It’s like something from a horror movie: a six-legged invader arrives in New York, stowed away in wooden shipping crates from Mainland China. Once ashore, the creatures fan out, looking for food. The beast has no natural predators here, and is immune to all known poisons. It is tough, it is tenacious, it is borderline indestructible…and it’s hungry. The target of its hunger are hardwood trees, and it attacks them without mercy, killing them from the inside out.
The invader is not a genetically enhanced mutant, or an escaped government super-agent gone rogue—it’s a bug. Specifically, the Asian Longhorned Beetle, or ALB. The areas already infested include New York City, Long Island, Massachusetts, and, yes, New Jersey. The known infestations have been destroyed for now, but that doesn’t mean that the Asian Longhorned Beetles won’t return like the evil creatures in a horror movie, for your HOA’s trees.

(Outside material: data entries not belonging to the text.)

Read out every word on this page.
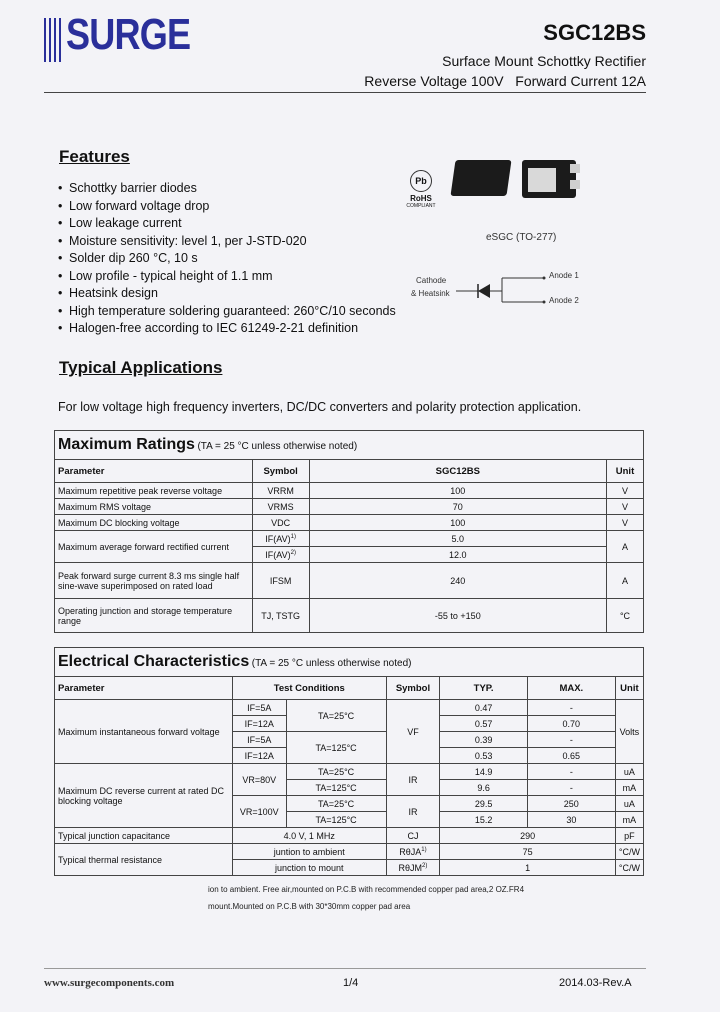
SURGE	SGC12BS
Surface Mount Schottky Rectifier
Reverse Voltage 100V   Forward Current 12A
Features
• Schottky barrier diodes
• Low forward voltage drop
• Low leakage current
• Moisture sensitivity: level 1, per J-STD-020
• Solder dip 260 °C, 10 s
• Low profile - typical height of 1.1 mm
• Heatsink design
• High temperature soldering guaranteed: 260°C/10 seconds
• Halogen-free according to IEC 61249-2-21 definition
Pb
RoHS
COMPLIANT
eSGC (TO-277)
Cathode
& Heatsink
Anode 1
Anode 2
Typical Applications
For low voltage high frequency inverters, DC/DC converters and polarity protection application.
Maximum Ratings (TA = 25 °C unless otherwise noted)			
Parameter	Symbol	SGC12BS	Unit
Maximum repetitive peak reverse voltage	VRRM	100	V
Maximum RMS voltage	VRMS	70	V
Maximum DC blocking voltage	VDC	100	V
Maximum average forward rectified current	IF(AV)$^{1)}$	5.0	A
	IF(AV)$^{2)}$	12.0	
Peak forward surge current 8.3 ms single half sine-wave superimposed on rated load	IFSM	240	A
Operating junction and storage temperature range	TJ, TSTG	-55 to +150	°C
Electrical Characteristics (TA = 25 °C unless otherwise noted)						
Parameter	Test Conditions		Symbol	TYP.	MAX.	Unit
Maximum instantaneous forward voltage	IF=5A	TA=25°C	VF	0.47	-	Volts
	IF=12A			0.57	0.70	
	IF=5A	TA=125°C		0.39	-	
	IF=12A			0.53	0.65	
Maximum DC reverse current at rated DC blocking voltage	VR=80V	TA=25°C	IR	14.9	-	uA
		TA=125°C		9.6	-	mA
	VR=100V	TA=25°C	IR	29.5	250	uA
		TA=125°C		15.2	30	mA
Typical junction capacitance	4.0 V, 1 MHz		CJ	290		pF
Typical thermal resistance	juntion to ambient		RθJA$^{1)}$	75		°C/W
	junction to mount		RθJM$^{2)}$	1		°C/W
ion to ambient. Free air,mounted on P.C.B with recommended copper pad area,2 OZ.FR4
mount.Mounted on P.C.B with 30*30mm copper pad area
www.surgecomponents.com	1/4	2014.03-Rev.A
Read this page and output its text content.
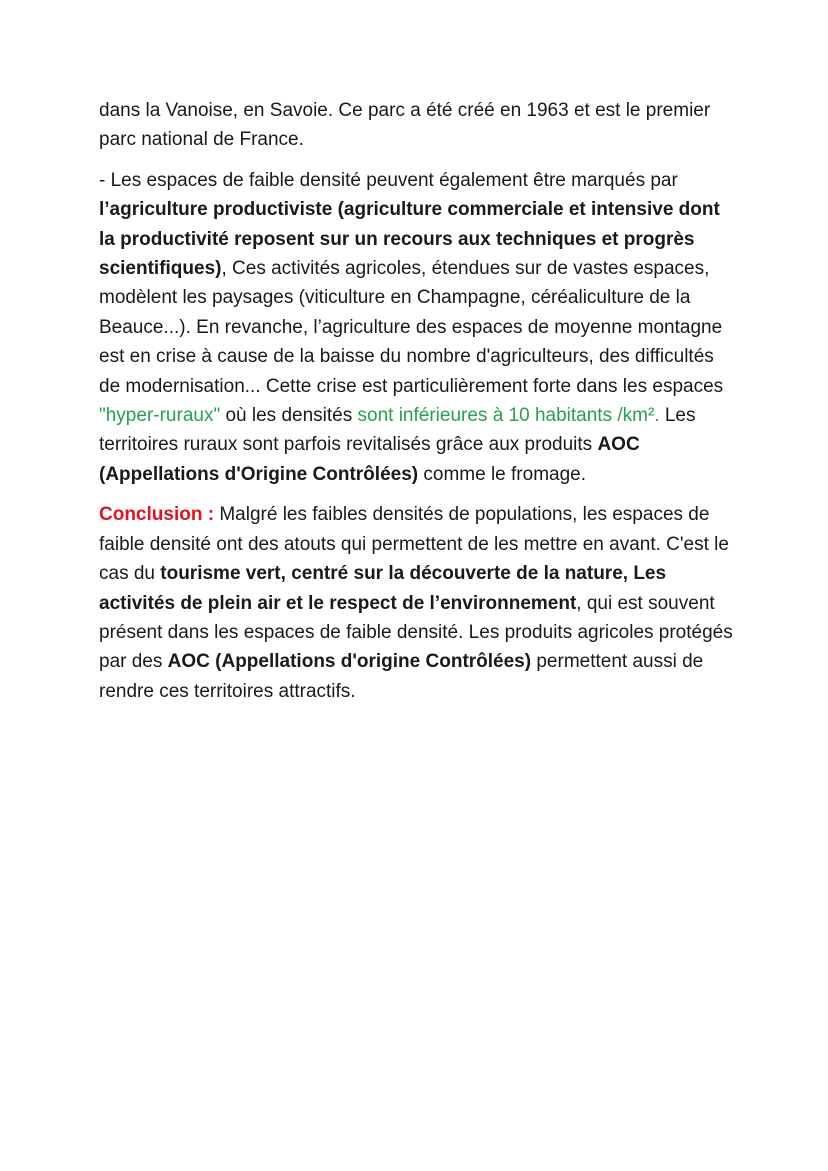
dans la Vanoise, en Savoie. Ce parc a été créé en 1963 et est le premier parc national de France.

- Les espaces de faible densité peuvent également être marqués par l’agriculture productiviste (agriculture commerciale et intensive dont la productivité reposent sur un recours aux techniques et progrès scientifiques), Ces activités agricoles, étendues sur de vastes espaces, modèlent les paysages (viticulture en Champagne, céréaliculture de la Beauce...). En revanche, l’agriculture des espaces de moyenne montagne est en crise à cause de la baisse du nombre d'agriculteurs, des difficultés de modernisation... Cette crise est particulièrement forte dans les espaces "hyper-ruraux" où les densités sont inférieures à 10 habitants /km². Les territoires ruraux sont parfois revitalisés grâce aux produits AOC (Appellations d'Origine Contrôlées) comme le fromage.

Conclusion : Malgré les faibles densités de populations, les espaces de faible densité ont des atouts qui permettent de les mettre en avant. C'est le cas du tourisme vert, centré sur la découverte de la nature, Les activités de plein air et le respect de l’environnement, qui est souvent présent dans les espaces de faible densité. Les produits agricoles protégés par des AOC (Appellations d'origine Contrôlées) permettent aussi de rendre ces territoires attractifs.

The Asian Longhorned Beetle—anoplophora glabripennis, if you’re an entomology buff—hails, as the name suggests, from eastern Asia. The Chinese call it the sky oxen beetle, and sometimes it’s referred to as the starry night beetle on account of its distinctive markings. It’s relatively large—over an inch long—with a black shell highlighted by irregular white blotches and knobby, segmented antennae that can be twice as long as its body. It’s relatively handsome, as insects go, but its food of choice is deciduous hardwood trees—especially poplars, willows, elms, birches, and especially maples—and that dietary habit has disastrous effects on the trees themselves.
“The beetle grows from egg to larvae to adult,” explains Bill Carolan, owner of The Exterminator, a pest control company based in Toms River. “The larvae are what eat all the wood and kill the trees.”
During the summer breeding season, says Carolan, the female beetles use their mandibles to carve out pits in a host tree’s bark, where they lay their eggs. A single beetle creates up to 50 such depressions in the tree—a swarm of beetles can riddle a tree with damaging, moon-like craters.